- Sire: Longstreet
- Grandsire: Longfellow
- Dam: Pretence
- Damsire: Plenipo
- Sex: Stallion
- Foaled: 1898
- Country: United States
- Color: Bay
- Breeder: Belle Meade Stud
- Owner: Richard T. Wilson, Jr.
- Trainer: Thomas J. Healey
- Record: not found
- Earnings: US$ not found

Major wins
- Spring Stakes (1900) Broadway Stakes (1901) Lawrence Realization Stakes (1901) Withers Stakes (1901) American Classics wins: Preakness Stakes (1901)

= The Parader =

American-bred Thoroughbred racehorse

The Parader (1898 - August 1902) was an American Thoroughbred racehorse best known for winning the 1901 Preakness Stakes and finishing second in the Belmont Stakes.

==Background==
The Parader was a bay horse bred by the Belle Meade Stud of Nashville, Tennessee.

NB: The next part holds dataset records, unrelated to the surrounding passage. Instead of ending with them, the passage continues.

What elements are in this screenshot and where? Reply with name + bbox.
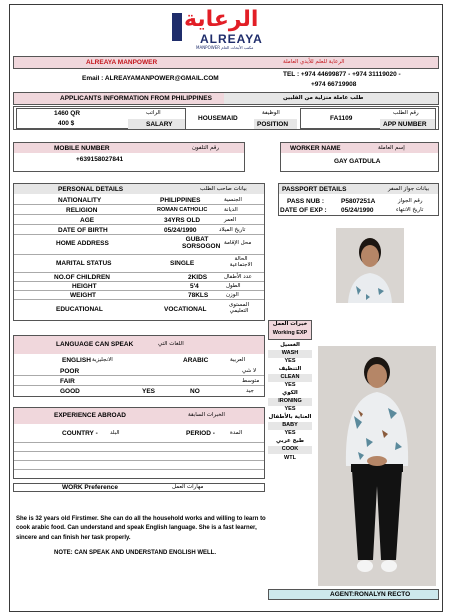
- mobile-value: +639158027841: [76, 156, 124, 163]
- personal-table: [14, 196, 264, 320]
- app-label: APP NUMBER: [383, 121, 427, 128]
- pass-ar: رقم الجواز: [398, 198, 423, 204]
- description-note: NOTE: CAN SPEAK AND UNDERSTAND ENGLISH WELL.: [54, 550, 216, 556]
- description-text: She is 32 years old Firstimer. She can do all the household works and willing to learn to cook arabic food. Can understand and speak English language. She is a fast learner, sincere and can finish her task properly.: [16, 516, 266, 541]
- personal-title-en: PERSONAL DETAILS: [58, 186, 124, 193]
- skill-name: COOK: [268, 446, 312, 454]
- personal-value: 34YRS OLD: [164, 217, 201, 224]
- description-box: [14, 493, 264, 593]
- personal-title-ar: بيانات صاحب الطلب: [200, 186, 247, 192]
- exp-label: DATE OF EXP :: [280, 207, 327, 214]
- mobile-label: MOBILE NUMBER: [54, 145, 110, 152]
- personal-label: AGE: [80, 217, 95, 224]
- english-value: YES: [142, 388, 156, 395]
- salary-usd: 400 $: [58, 120, 75, 127]
- salary-label: SALARY: [146, 121, 173, 128]
- skill-ar: العناية بالأطفال: [268, 414, 312, 420]
- work-pref-title-en: WORK Preference: [62, 484, 118, 491]
- personal-label: HOME ADDRESS: [56, 240, 109, 247]
- position-label: POSITION: [257, 121, 289, 128]
- skill-name: WASH: [268, 350, 312, 358]
- personal-row: [14, 225, 264, 235]
- company-name-ar: الرعاية للعلم للأيدي العاملة: [283, 59, 345, 65]
- language-level: FAIR: [60, 378, 75, 385]
- salary-qr: 1460 QR: [54, 110, 81, 117]
- skill-value: YES: [284, 382, 296, 388]
- passport-title-ar: بيانات جواز السفر: [388, 186, 430, 192]
- skills-title-ar: خبرات العمل: [272, 321, 308, 327]
- work-pref-title-ar: مهارات العمل: [172, 484, 204, 490]
- experience-row: [14, 452, 264, 461]
- personal-row: [14, 273, 264, 282]
- skill-value: YES: [284, 358, 296, 364]
- pass-value: P5807251A: [341, 198, 376, 205]
- personal-row: [14, 205, 264, 215]
- skill-name: BABY: [268, 422, 312, 430]
- arabic-label: ARABIC: [183, 357, 209, 364]
- country-label: COUNTRY -: [62, 430, 98, 437]
- personal-row: [14, 255, 264, 273]
- passport-title-en: PASSPORT DETAILS: [282, 186, 347, 193]
- logo-bar: [172, 13, 182, 41]
- salary-ar: الراتب: [146, 110, 161, 116]
- experience-lines: [14, 442, 264, 478]
- personal-ar: عدد الأطفال: [224, 274, 252, 280]
- tel-line: TEL : +974 44699877 - +974 31119020 -: [283, 71, 401, 78]
- personal-label: NATIONALITY: [58, 197, 102, 204]
- experience-title-en: EXPERIENCE ABROAD: [54, 412, 126, 419]
- exp-value: 05/24/1990: [341, 207, 374, 214]
- email-line: Email : ALREAYAMANPOWER@GMAIL.COM: [82, 75, 219, 82]
- worker-label: WORKER NAME: [290, 145, 341, 152]
- personal-label: EDUCATIONAL: [56, 306, 103, 313]
- experience-title-ar: الخبرات السابقة: [188, 412, 225, 418]
- position-value: HOUSEMAID: [198, 115, 238, 122]
- language-header: [14, 336, 264, 354]
- personal-row: [14, 282, 264, 291]
- language-table: [14, 366, 264, 396]
- language-row: [14, 386, 264, 396]
- language-level: GOOD: [60, 388, 80, 395]
- personal-row: [14, 300, 264, 320]
- personal-value: 2KIDS: [188, 274, 208, 281]
- skill-ar: الغسيل: [280, 342, 300, 348]
- experience-row: [14, 461, 264, 470]
- experience-row: [14, 443, 264, 452]
- worker-value: GAY GATDULA: [334, 158, 381, 165]
- app-ar: رقم الطلب: [393, 110, 419, 116]
- personal-label: RELIGION: [66, 207, 98, 214]
- skills-title-en: Working EXP: [272, 330, 308, 336]
- language-level-ar: جيد: [246, 388, 254, 394]
- exp-ar: تاريخ الانتهاء: [396, 207, 424, 213]
- worker-ar: إسم العاملة: [378, 145, 405, 151]
- english-ar: الانجليزية: [92, 357, 113, 363]
- position-ar: الوظيفة: [262, 110, 280, 116]
- language-level: POOR: [60, 368, 80, 375]
- company-name-en: ALREAYA MANPOWER: [86, 59, 158, 66]
- logo: [170, 7, 288, 50]
- skill-value: YES: [284, 406, 296, 412]
- skill-value: YES: [284, 430, 296, 436]
- country-ar: البلد: [110, 430, 120, 436]
- personal-label: WEIGHT: [70, 292, 96, 299]
- skill-ar: طبخ عربي: [275, 438, 305, 444]
- language-row: [14, 366, 264, 376]
- personal-value: 5'4: [190, 283, 199, 290]
- tel-line-2: +974 66719908: [311, 81, 357, 88]
- personal-value: 05/24/1990: [164, 227, 197, 234]
- language-level-ar: لا شي: [242, 368, 257, 374]
- personal-value: 78KLS: [188, 292, 209, 299]
- personal-ar: تاريخ الميلاد: [219, 227, 246, 233]
- english-label: ENGLISH: [62, 357, 91, 364]
- mobile-ar: رقم التلفون: [192, 145, 220, 151]
- applicants-title-en: APPLICANTS INFORMATION FROM PHILIPPINES: [60, 95, 212, 102]
- personal-label: NO.OF CHILDREN: [54, 274, 110, 281]
- personal-ar: العمر: [224, 217, 237, 223]
- personal-ar: الجنسية: [224, 197, 242, 203]
- logo-arabic: الرعاية: [184, 7, 259, 32]
- personal-label: MARITAL STATUS: [56, 260, 112, 267]
- personal-ar: محل الإقامة: [224, 240, 252, 246]
- personal-ar: الديانة: [224, 207, 238, 213]
- company-bar: [13, 56, 439, 69]
- language-level-ar: متوسط: [242, 378, 260, 384]
- skill-name: CLEAN: [268, 374, 312, 382]
- language-row: [14, 376, 264, 386]
- personal-ar: الطول: [226, 283, 241, 289]
- headshot-photo: [336, 228, 404, 303]
- personal-ar: الوزن: [226, 292, 239, 298]
- personal-ar: الحالة الاجتماعية: [229, 256, 253, 269]
- skill-ar: الكوي: [282, 390, 298, 396]
- personal-row: [14, 291, 264, 300]
- language-title-en: LANGUAGE CAN SPEAK: [56, 341, 134, 348]
- personal-value: PHILIPPINES: [160, 197, 201, 204]
- applicants-title-ar: طلب عاملة منزلية من الفلبين: [283, 95, 364, 101]
- personal-value: VOCATIONAL: [164, 306, 207, 313]
- language-title-ar: اللغات التي: [158, 341, 184, 347]
- logo-tagline: MANPOWER مكتب الأبحاث العام: [196, 45, 254, 50]
- fullbody-photo: [318, 346, 436, 586]
- personal-row: [14, 196, 264, 205]
- skill-value: WTL: [284, 455, 296, 461]
- skill-name: IRONING: [268, 398, 312, 406]
- skill-ar: التنظيف: [278, 366, 302, 372]
- personal-row: [14, 215, 264, 225]
- personal-ar: المستوى التعليمي: [228, 302, 250, 315]
- agent-name: AGENT:RONALYN RECTO: [330, 591, 411, 598]
- period-ar: المدة: [230, 430, 243, 436]
- arabic-value: NO: [190, 388, 200, 395]
- experience-header: [14, 408, 264, 424]
- personal-value: SINGLE: [170, 260, 195, 267]
- personal-value: ROMAN CATHOLIC: [157, 207, 208, 213]
- app-number: FA1109: [330, 115, 353, 122]
- period-label: PERIOD -: [186, 430, 215, 437]
- personal-label: DATE OF BIRTH: [58, 227, 108, 234]
- logo-latin: ALREAYA: [200, 32, 263, 46]
- personal-row: [14, 235, 264, 255]
- personal-label: HEIGHT: [72, 283, 97, 290]
- arabic-ar: العربية: [230, 357, 246, 363]
- work-pref-bar: [13, 483, 265, 492]
- pass-label: PASS NUB :: [287, 198, 325, 205]
- skills-column: [268, 320, 312, 461]
- personal-value: GUBAT SORSOGON: [182, 236, 221, 251]
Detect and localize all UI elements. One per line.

He was sired by Longstreet, the leading American racehorse of 1891 out of a mare named Pretence. He was owned by Richard T. Wilson, Jr., President of the Saratoga Race Course.

==Racing career==
In the Preakness, The Parader was given an indifferent ride, but produced a strong finish to win easily. The Parader also won the Withers Stakes and the Lawrence Realization Stakes. His racing career ended in 1902 due to severe laminitis. He was euthanized in August 1902 due to worsening lameness.